I shall try at some point later and report the effects.

antont commented 9 years ago

we tested compressed binary with the Open3DGC supported by glTF (at least back then), our test scene got down from 22MB to 5MB or so iirc .. https://github.com/KhronosGroup/glTF/wiki/Open-3D-Graphics-Compression.

and that was compared to uncompressed binary, as ascii JSON i think that scene was / would have been many tens of megs.

repsac commented 9 years ago

I tried msgpack compression and it did help bring down the size a bit, but not on animation exports. I think because msgpack is only effective on floats and there is a lot of verbose string data in the animation format.

crobi commented 9 years ago

Since people were mentioning binary formats, I want to share my experience:

My COLLADA converter converts COLLADA files to either the three.js JSON format or a custom format similar to glTF (JSON/binary combo). The following are the file sizes for an animated character (2052 vertices, 3629 triangles, 70 bones, 464 keyframes):

The biggest chunk of the data for this character are animations. Since my converter is resampling animations, the by far biggest factor in the file size is the sampling rate. Going from 10fps to 30fps almost triples the file size.
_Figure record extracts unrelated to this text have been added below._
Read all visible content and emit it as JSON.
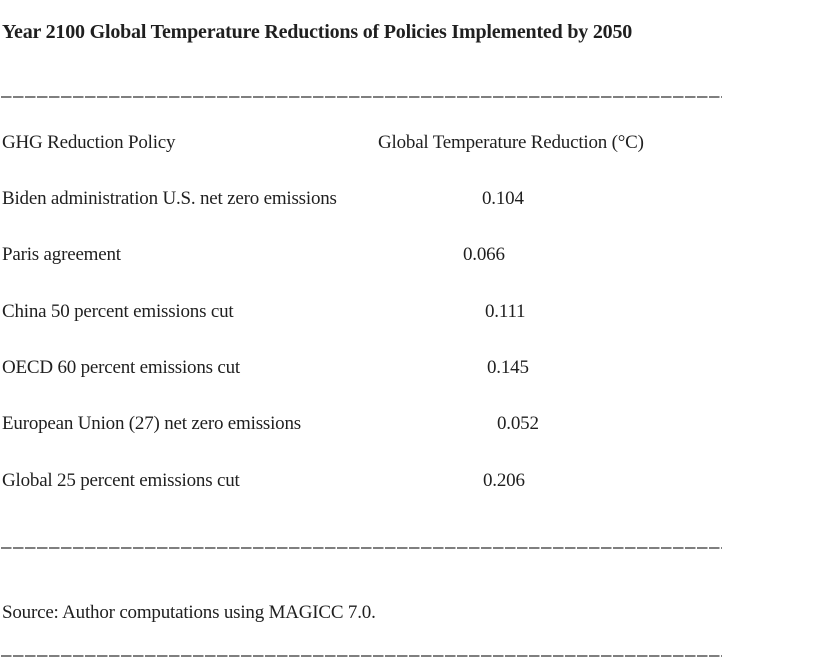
{
  "title": "Year 2100 Global Temperature Reductions of Policies Implemented by 2050",
  "table": {
    "col1_header": "GHG Reduction Policy",
    "col2_header": "Global Temperature Reduction (°C)",
    "rows": [
      {
        "policy": "Biden administration U.S. net zero emissions",
        "value": "0.104"
      },
      {
        "policy": "Paris agreement",
        "value": "0.066"
      },
      {
        "policy": "China 50 percent emissions cut",
        "value": "0.111"
      },
      {
        "policy": "OECD 60 percent emissions cut",
        "value": "0.145"
      },
      {
        "policy": "European Union (27) net zero emissions",
        "value": "0.052"
      },
      {
        "policy": "Global 25 percent emissions cut",
        "value": "0.206"
      }
    ]
  },
  "source_note": "Source: Author computations using MAGICC 7.0.",
  "chart_data": {
    "type": "table",
    "title": "Year 2100 Global Temperature Reductions of Policies Implemented by 2050",
    "columns": [
      "GHG Reduction Policy",
      "Global Temperature Reduction (°C)"
    ],
    "categories": [
      "Biden administration U.S. net zero emissions",
      "Paris agreement",
      "China 50 percent emissions cut",
      "OECD 60 percent emissions cut",
      "European Union (27) net zero emissions",
      "Global 25 percent emissions cut"
    ],
    "values": [
      0.104,
      0.066,
      0.111,
      0.145,
      0.052,
      0.206
    ]
  },
  "colors": {
    "text": "#1f1f1f",
    "divider": "#7f7f7f",
    "background": "#ffffff"
  }
}
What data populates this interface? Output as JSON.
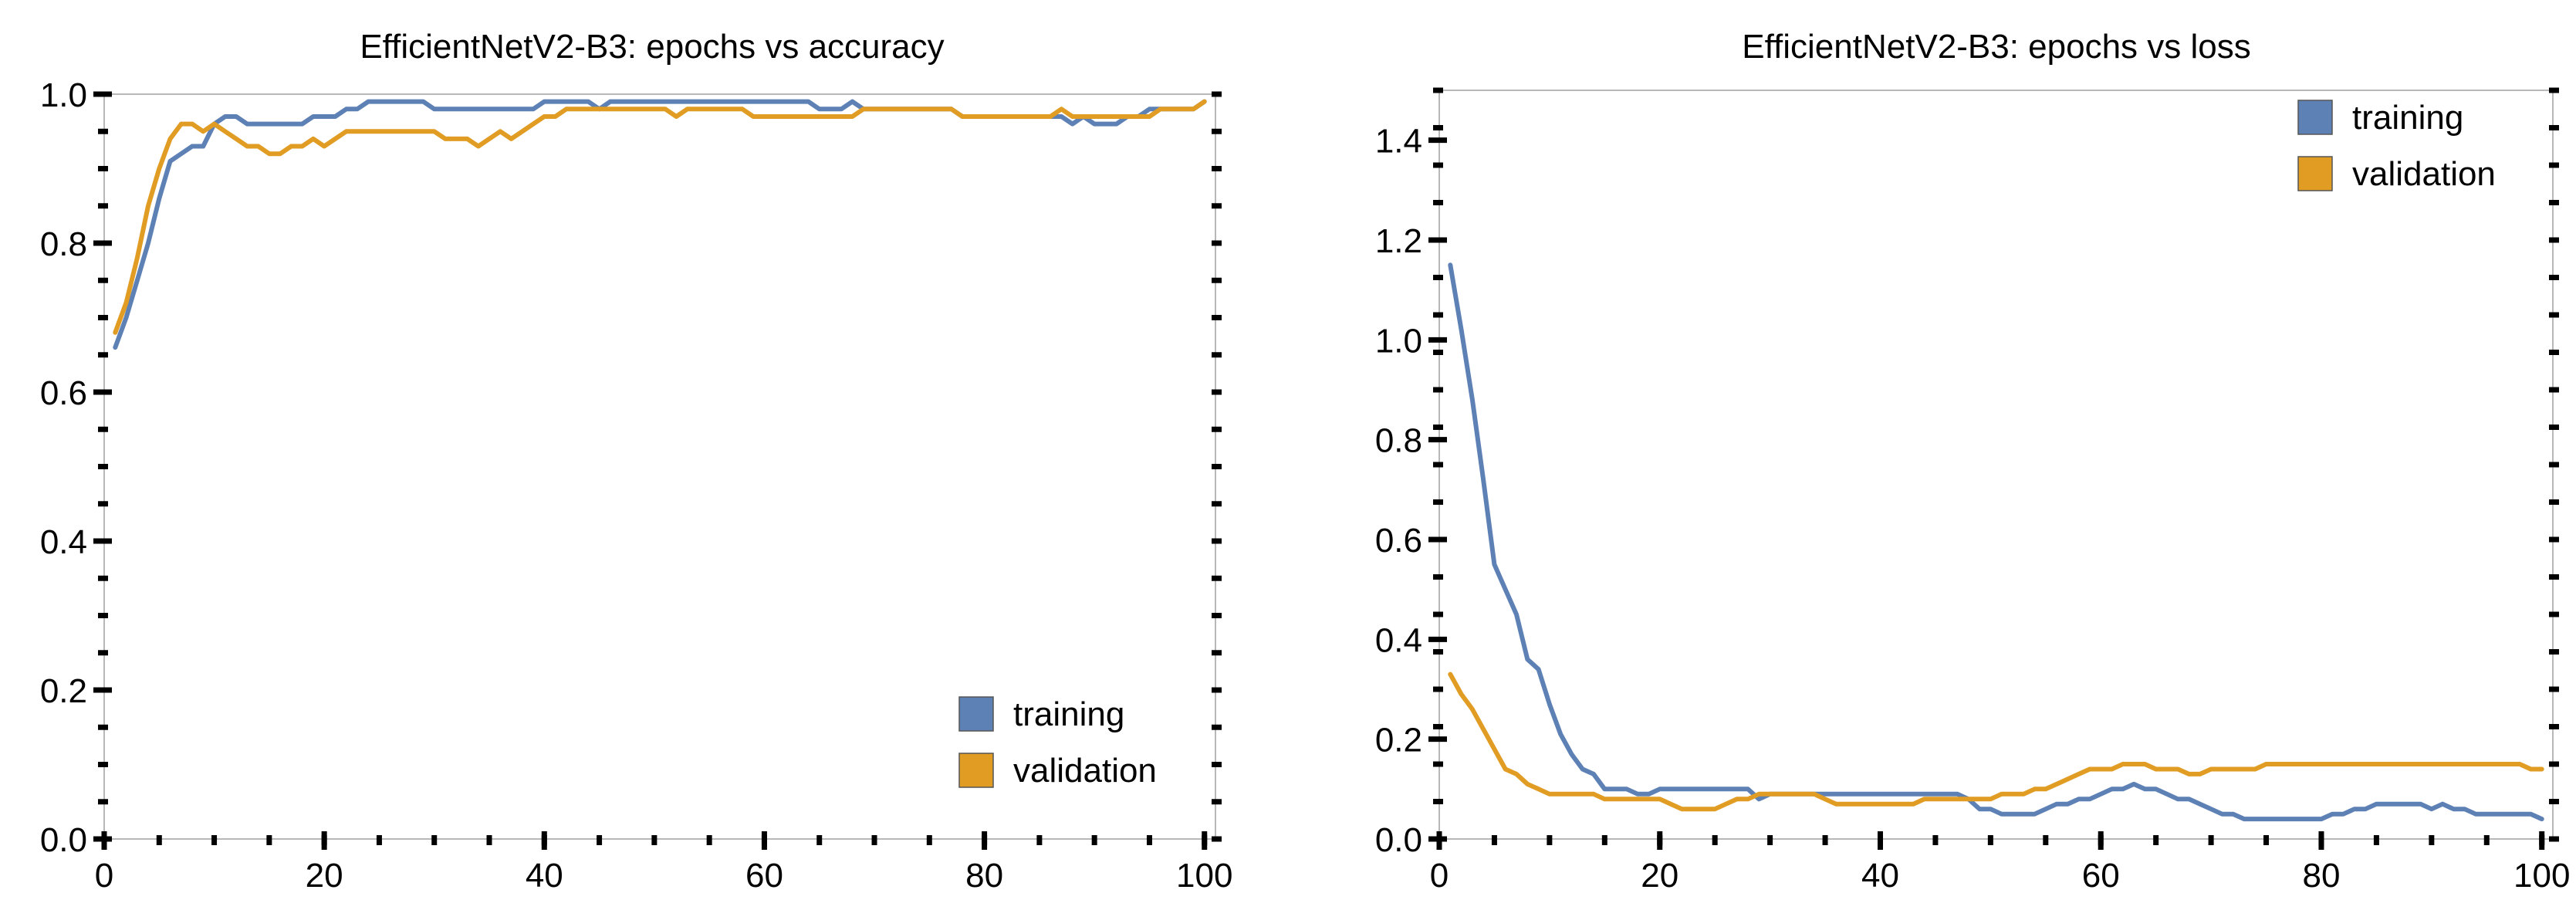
{
  "colors": {
    "training": "#5e81b5",
    "validation": "#e19c24"
  },
  "chart_data": [
    {
      "type": "line",
      "title": "EfficientNetV2-B3: epochs vs accuracy",
      "xlabel": "",
      "ylabel": "",
      "xlim": [
        0,
        101
      ],
      "ylim": [
        0,
        1.0
      ],
      "xticks": [
        0,
        20,
        40,
        60,
        80,
        100
      ],
      "yticks": [
        0.0,
        0.2,
        0.4,
        0.6,
        0.8,
        1.0
      ],
      "ytick_labels": [
        "0.0",
        "0.2",
        "0.4",
        "0.6",
        "0.8",
        "1.0"
      ],
      "legend_position": "bottom-right",
      "series": [
        {
          "name": "training",
          "color_key": "training",
          "x": [
            1,
            2,
            3,
            4,
            5,
            6,
            7,
            8,
            9,
            10,
            11,
            12,
            13,
            14,
            15,
            16,
            17,
            18,
            19,
            20,
            21,
            22,
            23,
            24,
            25,
            26,
            27,
            28,
            29,
            30,
            31,
            32,
            33,
            34,
            35,
            36,
            37,
            38,
            39,
            40,
            41,
            42,
            43,
            44,
            45,
            46,
            47,
            48,
            49,
            50,
            51,
            52,
            53,
            54,
            55,
            56,
            57,
            58,
            59,
            60,
            61,
            62,
            63,
            64,
            65,
            66,
            67,
            68,
            69,
            70,
            71,
            72,
            73,
            74,
            75,
            76,
            77,
            78,
            79,
            80,
            81,
            82,
            83,
            84,
            85,
            86,
            87,
            88,
            89,
            90,
            91,
            92,
            93,
            94,
            95,
            96,
            97,
            98,
            99,
            100
          ],
          "values": [
            0.66,
            0.7,
            0.75,
            0.8,
            0.86,
            0.91,
            0.92,
            0.93,
            0.93,
            0.96,
            0.97,
            0.97,
            0.96,
            0.96,
            0.96,
            0.96,
            0.96,
            0.96,
            0.97,
            0.97,
            0.97,
            0.98,
            0.98,
            0.99,
            0.99,
            0.99,
            0.99,
            0.99,
            0.99,
            0.98,
            0.98,
            0.98,
            0.98,
            0.98,
            0.98,
            0.98,
            0.98,
            0.98,
            0.98,
            0.99,
            0.99,
            0.99,
            0.99,
            0.99,
            0.98,
            0.99,
            0.99,
            0.99,
            0.99,
            0.99,
            0.99,
            0.99,
            0.99,
            0.99,
            0.99,
            0.99,
            0.99,
            0.99,
            0.99,
            0.99,
            0.99,
            0.99,
            0.99,
            0.99,
            0.98,
            0.98,
            0.98,
            0.99,
            0.98,
            0.98,
            0.98,
            0.98,
            0.98,
            0.98,
            0.98,
            0.98,
            0.98,
            0.97,
            0.97,
            0.97,
            0.97,
            0.97,
            0.97,
            0.97,
            0.97,
            0.97,
            0.97,
            0.96,
            0.97,
            0.96,
            0.96,
            0.96,
            0.97,
            0.97,
            0.98,
            0.98,
            0.98,
            0.98,
            0.98,
            0.99
          ]
        },
        {
          "name": "validation",
          "color_key": "validation",
          "x": [
            1,
            2,
            3,
            4,
            5,
            6,
            7,
            8,
            9,
            10,
            11,
            12,
            13,
            14,
            15,
            16,
            17,
            18,
            19,
            20,
            21,
            22,
            23,
            24,
            25,
            26,
            27,
            28,
            29,
            30,
            31,
            32,
            33,
            34,
            35,
            36,
            37,
            38,
            39,
            40,
            41,
            42,
            43,
            44,
            45,
            46,
            47,
            48,
            49,
            50,
            51,
            52,
            53,
            54,
            55,
            56,
            57,
            58,
            59,
            60,
            61,
            62,
            63,
            64,
            65,
            66,
            67,
            68,
            69,
            70,
            71,
            72,
            73,
            74,
            75,
            76,
            77,
            78,
            79,
            80,
            81,
            82,
            83,
            84,
            85,
            86,
            87,
            88,
            89,
            90,
            91,
            92,
            93,
            94,
            95,
            96,
            97,
            98,
            99,
            100
          ],
          "values": [
            0.68,
            0.72,
            0.78,
            0.85,
            0.9,
            0.94,
            0.96,
            0.96,
            0.95,
            0.96,
            0.95,
            0.94,
            0.93,
            0.93,
            0.92,
            0.92,
            0.93,
            0.93,
            0.94,
            0.93,
            0.94,
            0.95,
            0.95,
            0.95,
            0.95,
            0.95,
            0.95,
            0.95,
            0.95,
            0.95,
            0.94,
            0.94,
            0.94,
            0.93,
            0.94,
            0.95,
            0.94,
            0.95,
            0.96,
            0.97,
            0.97,
            0.98,
            0.98,
            0.98,
            0.98,
            0.98,
            0.98,
            0.98,
            0.98,
            0.98,
            0.98,
            0.97,
            0.98,
            0.98,
            0.98,
            0.98,
            0.98,
            0.98,
            0.97,
            0.97,
            0.97,
            0.97,
            0.97,
            0.97,
            0.97,
            0.97,
            0.97,
            0.97,
            0.98,
            0.98,
            0.98,
            0.98,
            0.98,
            0.98,
            0.98,
            0.98,
            0.98,
            0.97,
            0.97,
            0.97,
            0.97,
            0.97,
            0.97,
            0.97,
            0.97,
            0.97,
            0.98,
            0.97,
            0.97,
            0.97,
            0.97,
            0.97,
            0.97,
            0.97,
            0.97,
            0.98,
            0.98,
            0.98,
            0.98,
            0.99
          ]
        }
      ]
    },
    {
      "type": "line",
      "title": "EfficientNetV2-B3: epochs vs loss",
      "xlabel": "",
      "ylabel": "",
      "xlim": [
        0,
        101
      ],
      "ylim": [
        0,
        1.5
      ],
      "xticks": [
        0,
        20,
        40,
        60,
        80,
        100
      ],
      "yticks": [
        0.0,
        0.2,
        0.4,
        0.6,
        0.8,
        1.0,
        1.2,
        1.4
      ],
      "ytick_labels": [
        "0.0",
        "0.2",
        "0.4",
        "0.6",
        "0.8",
        "1.0",
        "1.2",
        "1.4"
      ],
      "legend_position": "top-right",
      "series": [
        {
          "name": "training",
          "color_key": "training",
          "x": [
            1,
            2,
            3,
            4,
            5,
            6,
            7,
            8,
            9,
            10,
            11,
            12,
            13,
            14,
            15,
            16,
            17,
            18,
            19,
            20,
            21,
            22,
            23,
            24,
            25,
            26,
            27,
            28,
            29,
            30,
            31,
            32,
            33,
            34,
            35,
            36,
            37,
            38,
            39,
            40,
            41,
            42,
            43,
            44,
            45,
            46,
            47,
            48,
            49,
            50,
            51,
            52,
            53,
            54,
            55,
            56,
            57,
            58,
            59,
            60,
            61,
            62,
            63,
            64,
            65,
            66,
            67,
            68,
            69,
            70,
            71,
            72,
            73,
            74,
            75,
            76,
            77,
            78,
            79,
            80,
            81,
            82,
            83,
            84,
            85,
            86,
            87,
            88,
            89,
            90,
            91,
            92,
            93,
            94,
            95,
            96,
            97,
            98,
            99,
            100
          ],
          "values": [
            1.15,
            1.02,
            0.88,
            0.72,
            0.55,
            0.5,
            0.45,
            0.36,
            0.34,
            0.27,
            0.21,
            0.17,
            0.14,
            0.13,
            0.1,
            0.1,
            0.1,
            0.09,
            0.09,
            0.1,
            0.1,
            0.1,
            0.1,
            0.1,
            0.1,
            0.1,
            0.1,
            0.1,
            0.08,
            0.09,
            0.09,
            0.09,
            0.09,
            0.09,
            0.09,
            0.09,
            0.09,
            0.09,
            0.09,
            0.09,
            0.09,
            0.09,
            0.09,
            0.09,
            0.09,
            0.09,
            0.09,
            0.08,
            0.06,
            0.06,
            0.05,
            0.05,
            0.05,
            0.05,
            0.06,
            0.07,
            0.07,
            0.08,
            0.08,
            0.09,
            0.1,
            0.1,
            0.11,
            0.1,
            0.1,
            0.09,
            0.08,
            0.08,
            0.07,
            0.06,
            0.05,
            0.05,
            0.04,
            0.04,
            0.04,
            0.04,
            0.04,
            0.04,
            0.04,
            0.04,
            0.05,
            0.05,
            0.06,
            0.06,
            0.07,
            0.07,
            0.07,
            0.07,
            0.07,
            0.06,
            0.07,
            0.06,
            0.06,
            0.05,
            0.05,
            0.05,
            0.05,
            0.05,
            0.05,
            0.04
          ]
        },
        {
          "name": "validation",
          "color_key": "validation",
          "x": [
            1,
            2,
            3,
            4,
            5,
            6,
            7,
            8,
            9,
            10,
            11,
            12,
            13,
            14,
            15,
            16,
            17,
            18,
            19,
            20,
            21,
            22,
            23,
            24,
            25,
            26,
            27,
            28,
            29,
            30,
            31,
            32,
            33,
            34,
            35,
            36,
            37,
            38,
            39,
            40,
            41,
            42,
            43,
            44,
            45,
            46,
            47,
            48,
            49,
            50,
            51,
            52,
            53,
            54,
            55,
            56,
            57,
            58,
            59,
            60,
            61,
            62,
            63,
            64,
            65,
            66,
            67,
            68,
            69,
            70,
            71,
            72,
            73,
            74,
            75,
            76,
            77,
            78,
            79,
            80,
            81,
            82,
            83,
            84,
            85,
            86,
            87,
            88,
            89,
            90,
            91,
            92,
            93,
            94,
            95,
            96,
            97,
            98,
            99,
            100
          ],
          "values": [
            0.33,
            0.29,
            0.26,
            0.22,
            0.18,
            0.14,
            0.13,
            0.11,
            0.1,
            0.09,
            0.09,
            0.09,
            0.09,
            0.09,
            0.08,
            0.08,
            0.08,
            0.08,
            0.08,
            0.08,
            0.07,
            0.06,
            0.06,
            0.06,
            0.06,
            0.07,
            0.08,
            0.08,
            0.09,
            0.09,
            0.09,
            0.09,
            0.09,
            0.09,
            0.08,
            0.07,
            0.07,
            0.07,
            0.07,
            0.07,
            0.07,
            0.07,
            0.07,
            0.08,
            0.08,
            0.08,
            0.08,
            0.08,
            0.08,
            0.08,
            0.09,
            0.09,
            0.09,
            0.1,
            0.1,
            0.11,
            0.12,
            0.13,
            0.14,
            0.14,
            0.14,
            0.15,
            0.15,
            0.15,
            0.14,
            0.14,
            0.14,
            0.13,
            0.13,
            0.14,
            0.14,
            0.14,
            0.14,
            0.14,
            0.15,
            0.15,
            0.15,
            0.15,
            0.15,
            0.15,
            0.15,
            0.15,
            0.15,
            0.15,
            0.15,
            0.15,
            0.15,
            0.15,
            0.15,
            0.15,
            0.15,
            0.15,
            0.15,
            0.15,
            0.15,
            0.15,
            0.15,
            0.15,
            0.14,
            0.14
          ]
        }
      ]
    }
  ]
}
Also, one more thing about binary formats: if you load binary data via XHttpRequest with responseType = 'arraybuffer', you can pass it more or less without any preprocessing to the GPU (just create several ArrayBufferViews from the big blob you received). Of course, you give up on fancy compression algorithms like the one @antont mentioned, but it lets you load models of arbitrary size in about a millisecond (once their download is finished). So if loading speed is more important than download speed to you (e.g., because you use a cache or work with local files), this might be something to consider.